Shlomchik receives award for his research on memory T-cells
Yale School of Medicine researcher Dr. Warren Shlomchik, who studies immune system responses in stem cell transplantation, has received a Clinical Scientist Award in Translational Research by the Burroughs Wellcome Fund (BWF).
The $750,000 award supports established, independent physician-scientists who are dedicated to both mentoring physician-scientist trainees and to translational research, which is the two-way transfer between laboratory research and patient treatment.
"We hope these awards will lead to better understanding of the mechanisms of disease as well as new methods of diagnosing, treating and preventing disease," says Enriqueta Bond, BWF president. "BWF is particularly interested in supporting physician-scientists who bring novel ideas and new approaches to translational research."
The awards are designed to give the researchers the freedom and flexibility to explore scientific questions, apply the resulting knowledge at the bedside and bring insights from the clinical setting back to the laboratory for further study.

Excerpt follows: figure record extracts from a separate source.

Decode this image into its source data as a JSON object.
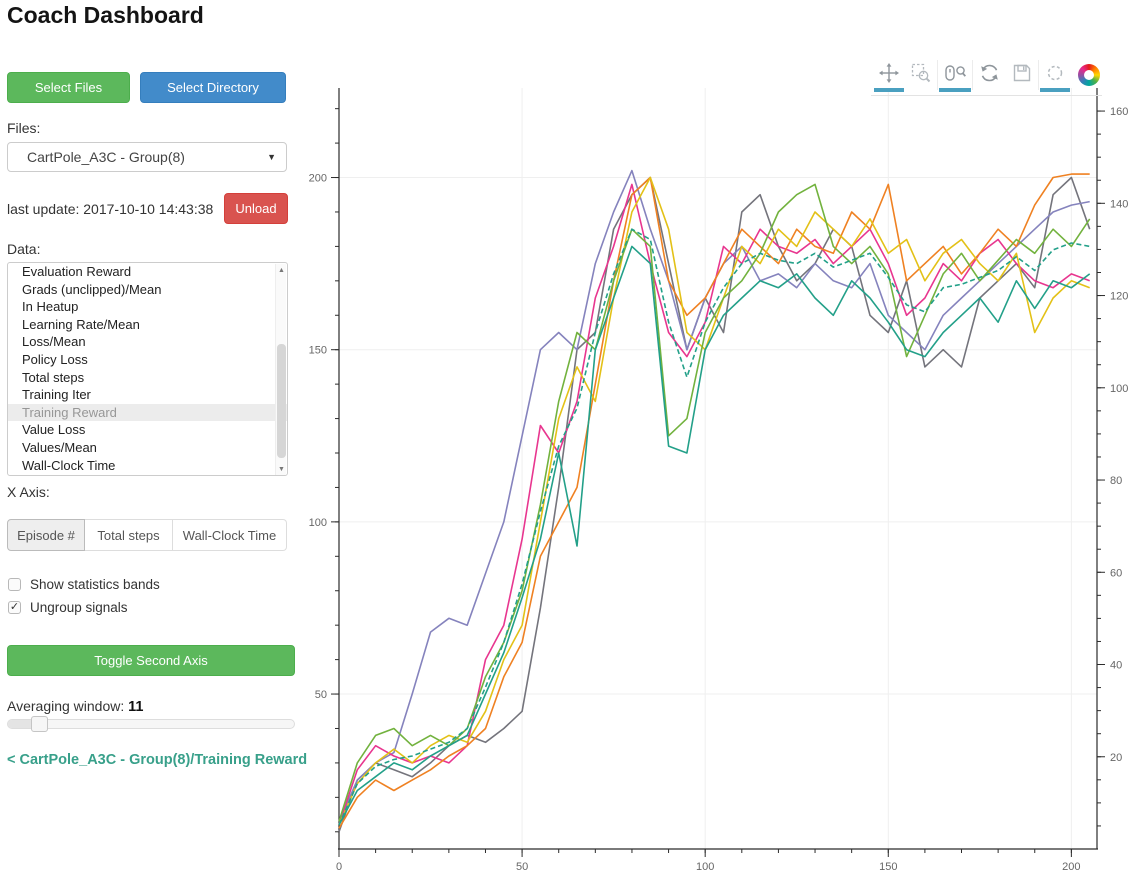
{
  "title": "Coach Dashboard",
  "sidebar": {
    "select_files_label": "Select Files",
    "select_directory_label": "Select Directory",
    "files_label": "Files:",
    "files_selected_value": "CartPole_A3C - Group(8)",
    "last_update_text": "last update: 2017-10-10 14:43:38",
    "unload_label": "Unload",
    "data_label": "Data:",
    "data_items": [
      "Evaluation Reward",
      "Grads (unclipped)/Mean",
      "In Heatup",
      "Learning Rate/Mean",
      "Loss/Mean",
      "Policy Loss",
      "Total steps",
      "Training Iter",
      "Training Reward",
      "Value Loss",
      "Values/Mean",
      "Wall-Clock Time"
    ],
    "data_selected_item": "Training Reward",
    "x_axis_label": "X Axis:",
    "x_axis_tabs": [
      {
        "label": "Episode #",
        "selected": true,
        "width": 78
      },
      {
        "label": "Total steps",
        "selected": false,
        "width": 88
      },
      {
        "label": "Wall-Clock Time",
        "selected": false,
        "width": 114
      }
    ],
    "checkboxes": [
      {
        "label": "Show statistics bands",
        "checked": false
      },
      {
        "label": "Ungroup signals",
        "checked": true
      }
    ],
    "toggle_second_axis_label": "Toggle Second Axis",
    "averaging_label": "Averaging window: ",
    "averaging_value": "11",
    "slider_position_pct": 11,
    "breadcrumb_link": "< CartPole_A3C - Group(8)/Training Reward",
    "colors": {
      "green_button": "#5cb85c",
      "blue_button": "#428bca",
      "red_button": "#d9534f",
      "link_teal": "#38a08a"
    }
  },
  "toolbar": {
    "active_color": "#4aa0c0",
    "tools": [
      {
        "name": "pan",
        "active": true
      },
      {
        "name": "box-zoom",
        "active": false
      },
      {
        "name": "wheel-zoom",
        "active": true
      },
      {
        "name": "reset",
        "active": false
      },
      {
        "name": "save",
        "active": false
      },
      {
        "name": "hover",
        "active": true
      },
      {
        "name": "logo",
        "active": false
      }
    ]
  },
  "chart_data": {
    "type": "line",
    "title": "",
    "xlabel": "",
    "ylabel": "",
    "legend": "none",
    "grid": "faint major gridlines",
    "xlim": [
      0,
      207
    ],
    "ylim_left": [
      5,
      226
    ],
    "ylim_right": [
      0,
      165
    ],
    "x_major_ticks": [
      0,
      50,
      100,
      150,
      200
    ],
    "x_minor_step": 10,
    "left_major_ticks": [
      50,
      100,
      150,
      200
    ],
    "left_minor_step": 10,
    "right_major_ticks": [
      20,
      40,
      60,
      80,
      100,
      120,
      140,
      160
    ],
    "right_minor_step": 5,
    "x": [
      0,
      5,
      10,
      15,
      20,
      25,
      30,
      35,
      40,
      45,
      50,
      55,
      60,
      65,
      70,
      75,
      80,
      85,
      90,
      95,
      100,
      105,
      110,
      115,
      120,
      125,
      130,
      135,
      140,
      145,
      150,
      155,
      160,
      165,
      170,
      175,
      180,
      185,
      190,
      195,
      200,
      205
    ],
    "series": [
      {
        "name": "gray",
        "color": "#74747c",
        "dash": null,
        "values": [
          10,
          25,
          30,
          28,
          26,
          30,
          35,
          38,
          36,
          40,
          45,
          75,
          110,
          150,
          155,
          185,
          195,
          200,
          175,
          150,
          165,
          155,
          190,
          195,
          180,
          170,
          175,
          185,
          180,
          160,
          155,
          170,
          145,
          150,
          145,
          165,
          170,
          175,
          168,
          195,
          200,
          185
        ]
      },
      {
        "name": "purple",
        "color": "#8583bd",
        "dash": null,
        "values": [
          13,
          25,
          30,
          33,
          50,
          68,
          72,
          70,
          85,
          100,
          125,
          150,
          155,
          150,
          175,
          190,
          202,
          185,
          170,
          150,
          165,
          175,
          180,
          170,
          172,
          168,
          175,
          170,
          168,
          175,
          160,
          155,
          150,
          160,
          165,
          170,
          175,
          180,
          185,
          190,
          192,
          193
        ]
      },
      {
        "name": "magenta",
        "color": "#e8368f",
        "dash": null,
        "values": [
          12,
          28,
          35,
          32,
          30,
          32,
          30,
          35,
          60,
          70,
          95,
          128,
          120,
          135,
          165,
          180,
          198,
          175,
          155,
          148,
          158,
          180,
          175,
          185,
          180,
          178,
          182,
          175,
          180,
          185,
          175,
          160,
          165,
          175,
          170,
          178,
          182,
          175,
          170,
          168,
          172,
          170
        ]
      },
      {
        "name": "orange",
        "color": "#ef8122",
        "dash": null,
        "values": [
          11,
          20,
          25,
          22,
          25,
          28,
          32,
          35,
          40,
          55,
          65,
          90,
          100,
          110,
          140,
          170,
          195,
          200,
          170,
          160,
          165,
          175,
          185,
          180,
          175,
          185,
          180,
          178,
          190,
          185,
          198,
          170,
          175,
          180,
          172,
          178,
          185,
          180,
          192,
          200,
          201,
          201
        ]
      },
      {
        "name": "gold",
        "color": "#e3c117",
        "dash": null,
        "values": [
          12,
          24,
          30,
          34,
          30,
          35,
          38,
          36,
          45,
          60,
          70,
          100,
          130,
          145,
          135,
          165,
          190,
          200,
          185,
          155,
          150,
          165,
          180,
          175,
          185,
          180,
          190,
          185,
          180,
          188,
          178,
          182,
          170,
          178,
          182,
          175,
          170,
          178,
          155,
          165,
          170,
          168
        ]
      },
      {
        "name": "green",
        "color": "#72b23e",
        "dash": null,
        "values": [
          13,
          30,
          38,
          40,
          35,
          38,
          35,
          40,
          55,
          65,
          80,
          105,
          135,
          155,
          150,
          170,
          185,
          180,
          125,
          130,
          155,
          165,
          170,
          178,
          190,
          195,
          198,
          180,
          175,
          180,
          172,
          148,
          160,
          172,
          178,
          170,
          176,
          182,
          178,
          185,
          180,
          188
        ]
      },
      {
        "name": "teal",
        "color": "#23a089",
        "dash": null,
        "values": [
          12,
          22,
          26,
          30,
          28,
          32,
          35,
          38,
          50,
          62,
          78,
          95,
          120,
          93,
          150,
          165,
          180,
          175,
          122,
          120,
          150,
          160,
          165,
          170,
          168,
          172,
          165,
          160,
          170,
          165,
          158,
          150,
          148,
          155,
          160,
          165,
          158,
          170,
          162,
          170,
          168,
          172
        ]
      },
      {
        "name": "teal-dashed",
        "color": "#23a089",
        "dash": [
          5,
          3
        ],
        "values": [
          12,
          24,
          29,
          31,
          32,
          34,
          36,
          40,
          52,
          65,
          82,
          103,
          122,
          133,
          155,
          172,
          185,
          182,
          158,
          142,
          158,
          168,
          175,
          178,
          176,
          175,
          178,
          174,
          176,
          178,
          171,
          163,
          161,
          168,
          169,
          171,
          173,
          177,
          173,
          179,
          181,
          180
        ]
      }
    ]
  }
}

Shlomchik, associate professor of medicine and immunobiology, studies graft-vs.-host disease and graft-vs.-leukemia in allogeneic stem cell transplantation. The former is when the body mounts a global attack on its own tissues; the latter is a potent immune attack on the patient's cancer.
Allogeneic stem cell transplantation can cure patients with common cancers of blood cells, including leukemia, lymphoma and multiple myeloma. It also can correct non-malignant inherited and acquired diseases, in particular sickle cell anemia, thalassemias and aplastic anemia.
Currently, all patients receive some type of immunosuppression, which reduces graft-vs.-host disease, but at the cost of decreased immune reconstitution and graft-vs.-leukemia. When people are exposed to infections, a fraction of responding T-cells develop into memory T-cells that provide protection from repeat infections. Shlomchik and his colleagues discovered that these memory T-cells have a reduced capacity to induce graft-vs.-host disease, but can transfer functional T-cell memory.
"This discovery suggests that memory T-cells could be safely transferred to improve immune reconstitution in transplant recipients," Shlomchik says. "This award from BWF is to test this idea in the clinic and to develop strategies for creating memory T-cells that can specifically attack leukemia cells."